Avery, known to Instagram users as @codographs, has 14,900 followers, with each of his posts getting hundreds of likes.
The 20-year-old photographer is currently enrolled in the forestry resources technician program at the College of the North Atlantic in Corner Brook, and has spent the past three years travelling Newfoundland and Labrador to capture its immense beauty.
Avery’s work focuses predominately on nature and landscape scenes, things he feels drawn to.
He said in an interview that he “prefers hiking and landscapes to photos of people.”
Avery’s deep love of Canada resonates clearly in his work, which captures the rugged beauty of Atlantic Canada.
This love did not go unnoticed by the staff members of Instagram, who contacted him in early June with questions to answer in preparation for his photo being shared on Instagram’s global account, which curates beautiful photos from around the world and is followed by 225 million Instagram users.
Avery’s photo was posted on June 27 with the caption: “From the rugged cliffs of the Avalon to the long range of mountains of the west coast, everywhere screams adventure. Newfoundland has a very diverse landscape.
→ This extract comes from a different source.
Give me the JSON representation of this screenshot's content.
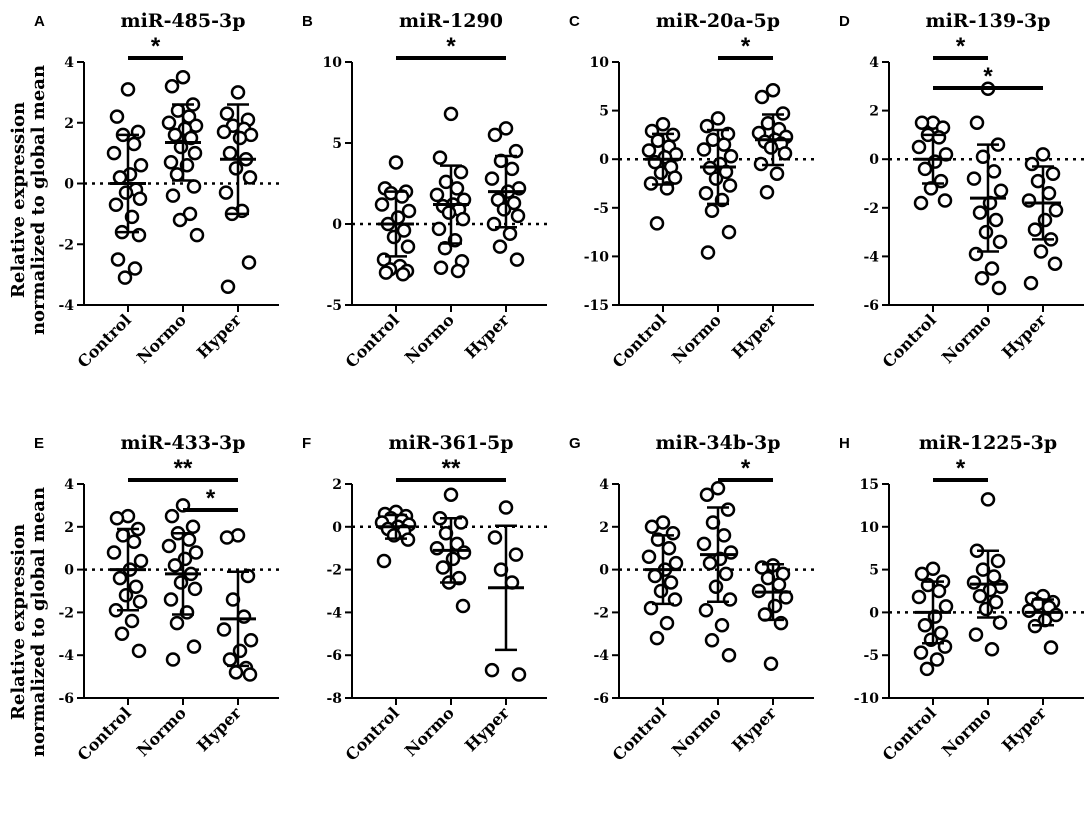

It’s extremely beautiful — from forest to city to sea, there’s beauty all around. To me, part of being Canadian is appreciating all that we have.”
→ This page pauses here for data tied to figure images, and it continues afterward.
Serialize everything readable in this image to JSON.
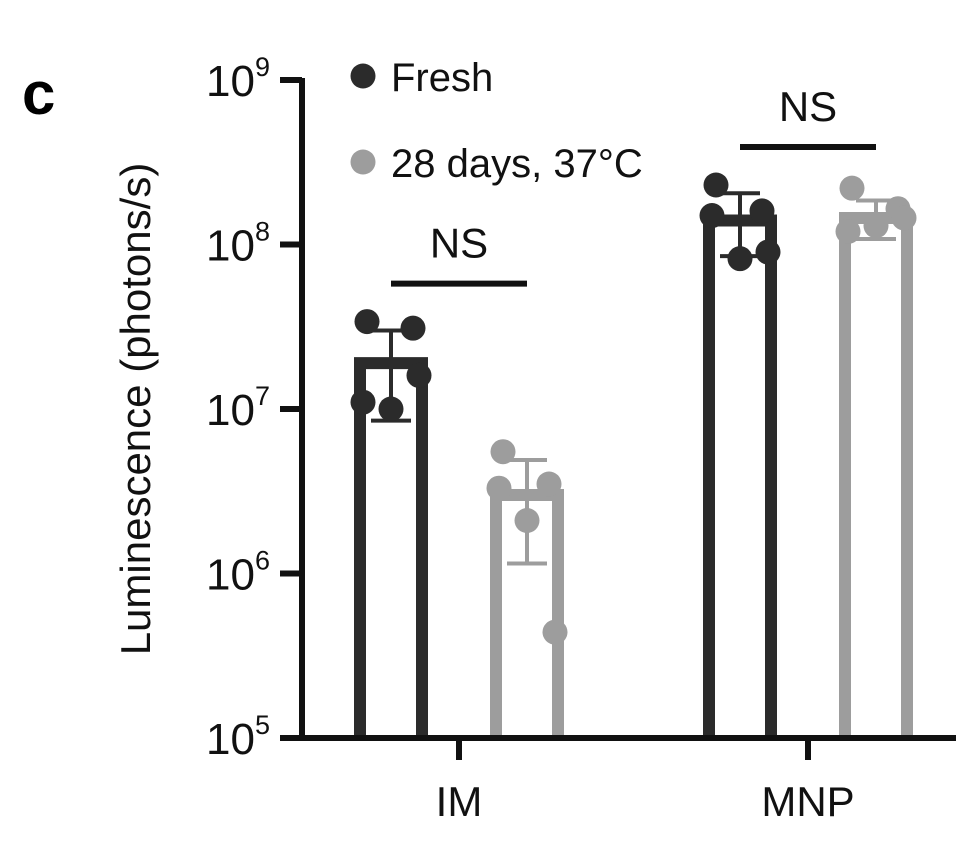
{
  "panel_label": "c",
  "chart_data": {
    "type": "bar",
    "scale": "log",
    "ylabel": "Luminescence (photons/s)",
    "xlabel": "",
    "ylim": [
      100000,
      1000000000
    ],
    "yticks": [
      {
        "value": 100000,
        "base": "10",
        "exp": "5"
      },
      {
        "value": 1000000,
        "base": "10",
        "exp": "6"
      },
      {
        "value": 10000000,
        "base": "10",
        "exp": "7"
      },
      {
        "value": 100000000,
        "base": "10",
        "exp": "8"
      },
      {
        "value": 1000000000,
        "base": "10",
        "exp": "9"
      }
    ],
    "categories": [
      "IM",
      "MNP"
    ],
    "legend": {
      "placement": "top-left"
    },
    "series": [
      {
        "name": "Fresh",
        "color": "#2b2b2b",
        "values": [
          19000000,
          140000000
        ],
        "error": [
          [
            8500000,
            30000000
          ],
          [
            85000000,
            205000000
          ]
        ],
        "points": [
          [
            34000000,
            31000000,
            11000000,
            10000000,
            16000000
          ],
          [
            230000000,
            160000000,
            150000000,
            82000000,
            90000000
          ]
        ]
      },
      {
        "name": "28 days, 37°C",
        "color": "#9d9d9d",
        "values": [
          3000000,
          145000000
        ],
        "error": [
          [
            1150000,
            4900000
          ],
          [
            108000000,
            185000000
          ]
        ],
        "points": [
          [
            5500000,
            3500000,
            3300000,
            2100000,
            440000
          ],
          [
            220000000,
            165000000,
            120000000,
            130000000,
            145000000
          ]
        ]
      }
    ],
    "significance": [
      {
        "category": "IM",
        "text": "NS"
      },
      {
        "category": "MNP",
        "text": "NS"
      }
    ]
  }
}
“Getting a shout-out from the people and place where I’ve been posting my work was so great,” Avery said about having his photo featured so prominently.
Avery said he was honoured to “represent Canada for its 150th birthday,” something he had also had the opportunity to do in February when six of his photographs were featured on Roots Canada’s account as part of its series honouring the special year for the country.
“There’s no formula to my work” Avery says, adding that it is a question he has often received about his photos.
He said he does not publish or edit photos on a specific schedule, but when the time or the image is right.
Avery hopes to continue pursuing his passion for photography after he graduates from the College of the North Atlantic and works in forestry.
He said he hopes to someday have the opportunity to take photos across Canada.